In answer to Jan's question, "What do you do with all your babies?" The answer is, "I dunno." This is becoming a very puzzling problem for my husband and me. We started raising goats in the first place so we could keep our agricultural use real estate tax designation. We bought this house about three and a half years ago, and the previous owner raised alpacas. We could not afford alpacas, so for a year or so, we didn't have any livestock because we're not farmers. Or weren't farmers, I should say. But one day we received a notice from the county auditor telling us that our real estate taxes would be rising by $600.00 dollars per year, and they were going to reassess for the prior three years because they had sent someone around to see if the property was being used in accordance with the agricultural use guidelines. Which it wasn't. So, in order to save $600.00 dollars a year, my husband and I are now spending about $200.00 per month to feed our growing herd of goats. I'm glad I'm not a math teacher because I would be very disappointed if there was something strange about our tax savings.

Most people who know anything about raising livestock also know a little about the birds and the bees. I'm thinking Richard and I are kind of dumb on that subject because we just keep getting more little goats. I guess there is something in the goat manuals about keeping your buck penned separately. I think I also read somewhere that female goats will allow mating through fences too, if they can figure out how to do it. Well, after having so many babies born that our barn was bursting at the seams, we figured out a way to stop having so many babies: We got rid of the buck - except - before he left, he decided to leave behind a couple of departure gifts - and- we kept his son, Birthday Boy - and - I think BB has now reached puberty because I saw something - blush - yesterday that I think . . . So we're not really any smarter now than we were a year and a half ago.

We have sold some goats. Out of necessity, of course. Because of the barn. But doggone it, how do I know these buyers are feeding and watering the babies enough and giving them enough head rubs. And calling them by the names they were given? And I know Gary Bradley went into the soup pot after we sold him. That's the only thing a neutered male is good for. Except for Buddy, out little pygmy-Boer mix, who is the friendliest little guy on the planet and who won't be going anywhere ever because what can you do with a neutered male except - rub him and scratch behind his ears and wiggle the little wattles that hang down on his neck and feed him circus peanuts and apples and, well, I guess you get the picture. Even though I ain't Zsa Zsa Gabor, our little tax-saving enterprise probably should go by the name of Green Acres!

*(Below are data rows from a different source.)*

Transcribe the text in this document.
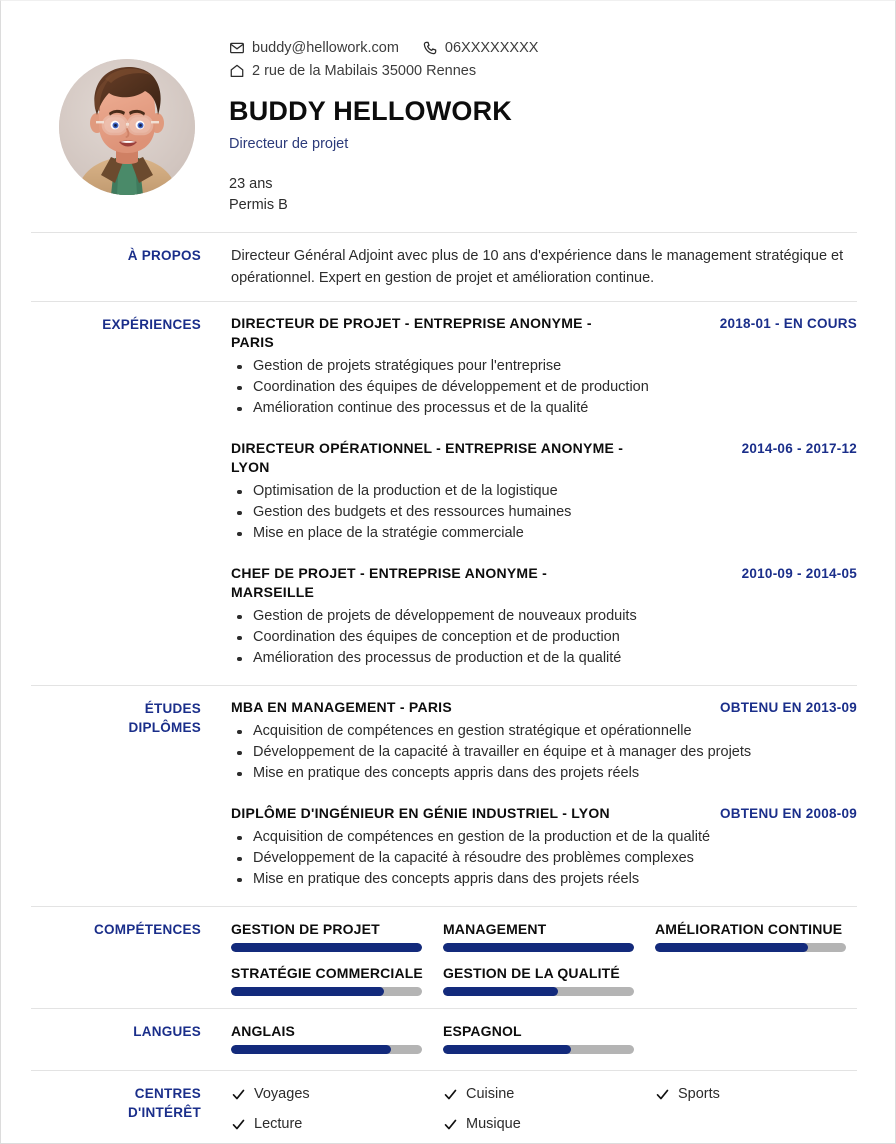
buddy@hellowork.com	06XXXXXXXX
2 rue de la Mabilais 35000 Rennes
BUDDY HELLOWORK
Directeur de projet
23 ans
Permis B
À PROPOS	Directeur Général Adjoint avec plus de 10 ans d'expérience dans le management stratégique et opérationnel. Expert en gestion de projet et amélioration continue.
EXPÉRIENCES	DIRECTEUR DE PROJET - ENTREPRISE ANONYME - PARIS
2018-01 - EN COURS
Gestion de projets stratégiques pour l'entreprise
Coordination des équipes de développement et de production
Amélioration continue des processus et de la qualité
DIRECTEUR OPÉRATIONNEL - ENTREPRISE ANONYME - LYON
2014-06 - 2017-12
Optimisation de la production et de la logistique
Gestion des budgets et des ressources humaines
Mise en place de la stratégie commerciale
CHEF DE PROJET - ENTREPRISE ANONYME - MARSEILLE
2010-09 - 2014-05
Gestion de projets de développement de nouveaux produits
Coordination des équipes de conception et de production
Amélioration des processus de production et de la qualité
ÉTUDES
DIPLÔMES
MBA EN MANAGEMENT - PARIS	OBTENU EN 2013-09
Acquisition de compétences en gestion stratégique et opérationnelle
Développement de la capacité à travailler en équipe et à manager des projets
Mise en pratique des concepts appris dans des projets réels
DIPLÔME D'INGÉNIEUR EN GÉNIE INDUSTRIEL - LYON	OBTENU EN 2008-09
Acquisition de compétences en gestion de la production et de la qualité
Développement de la capacité à résoudre des problèmes complexes
Mise en pratique des concepts appris dans des projets réels
COMPÉTENCES	GESTION DE PROJET	MANAGEMENT	AMÉLIORATION CONTINUE
STRATÉGIE COMMERCIALE	GESTION DE LA QUALITÉ
LANGUES	ANGLAIS	ESPAGNOL
CENTRES
D'INTÉRÊT
Voyages	Cuisine	Sports
Lecture	Musique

Pregnancy update: The mama is still growing! I don't know what she's holding out for now. Richard's birthday is past, mine isn't for months, and Christmas is a long way off.

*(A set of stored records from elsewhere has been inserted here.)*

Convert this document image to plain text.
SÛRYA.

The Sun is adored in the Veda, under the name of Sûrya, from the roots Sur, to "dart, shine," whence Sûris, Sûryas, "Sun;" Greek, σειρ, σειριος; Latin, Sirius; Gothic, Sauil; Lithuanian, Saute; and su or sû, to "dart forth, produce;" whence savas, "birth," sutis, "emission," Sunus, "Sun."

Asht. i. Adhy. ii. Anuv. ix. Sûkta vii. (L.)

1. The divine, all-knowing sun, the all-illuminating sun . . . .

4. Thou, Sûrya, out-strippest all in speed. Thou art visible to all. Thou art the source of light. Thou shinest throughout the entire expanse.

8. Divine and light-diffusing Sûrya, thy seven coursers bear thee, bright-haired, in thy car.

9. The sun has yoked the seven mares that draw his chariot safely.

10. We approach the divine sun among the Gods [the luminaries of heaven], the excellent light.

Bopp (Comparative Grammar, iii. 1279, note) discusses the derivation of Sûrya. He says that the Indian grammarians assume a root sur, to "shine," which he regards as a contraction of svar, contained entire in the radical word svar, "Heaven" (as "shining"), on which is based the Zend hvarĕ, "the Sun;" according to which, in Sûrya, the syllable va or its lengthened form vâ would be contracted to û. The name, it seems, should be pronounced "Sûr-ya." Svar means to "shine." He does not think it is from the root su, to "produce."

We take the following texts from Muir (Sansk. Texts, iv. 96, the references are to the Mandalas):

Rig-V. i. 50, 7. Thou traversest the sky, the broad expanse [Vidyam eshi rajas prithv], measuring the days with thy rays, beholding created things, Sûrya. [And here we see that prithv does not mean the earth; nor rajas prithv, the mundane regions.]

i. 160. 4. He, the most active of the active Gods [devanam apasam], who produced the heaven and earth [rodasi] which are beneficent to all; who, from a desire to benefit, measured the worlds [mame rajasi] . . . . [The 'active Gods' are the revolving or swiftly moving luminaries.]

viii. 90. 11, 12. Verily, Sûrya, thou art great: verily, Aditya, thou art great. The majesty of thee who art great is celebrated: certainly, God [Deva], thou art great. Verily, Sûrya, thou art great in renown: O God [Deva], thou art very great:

Fritz and Freda received mail from Wales today. I was in a swap for a personalized matchbox on Swap-bot, and I received mine in today's mail. My matchbox was too cute with a little dachshund deco and my initials and lots of goodies inside, but all wrapped up in polka-dotted paper, complete with a card addressed to them taped to the outside was a yummy package of soft doggie treats. When I told them they had mail and showed them the package, they immediately demanded I open it up and divvy round the treats. I'm making them write thank you's right away!

1 comment:

  1. Your life is like a book and what a beautiful picture you painted with your words!!! Thank you thank you!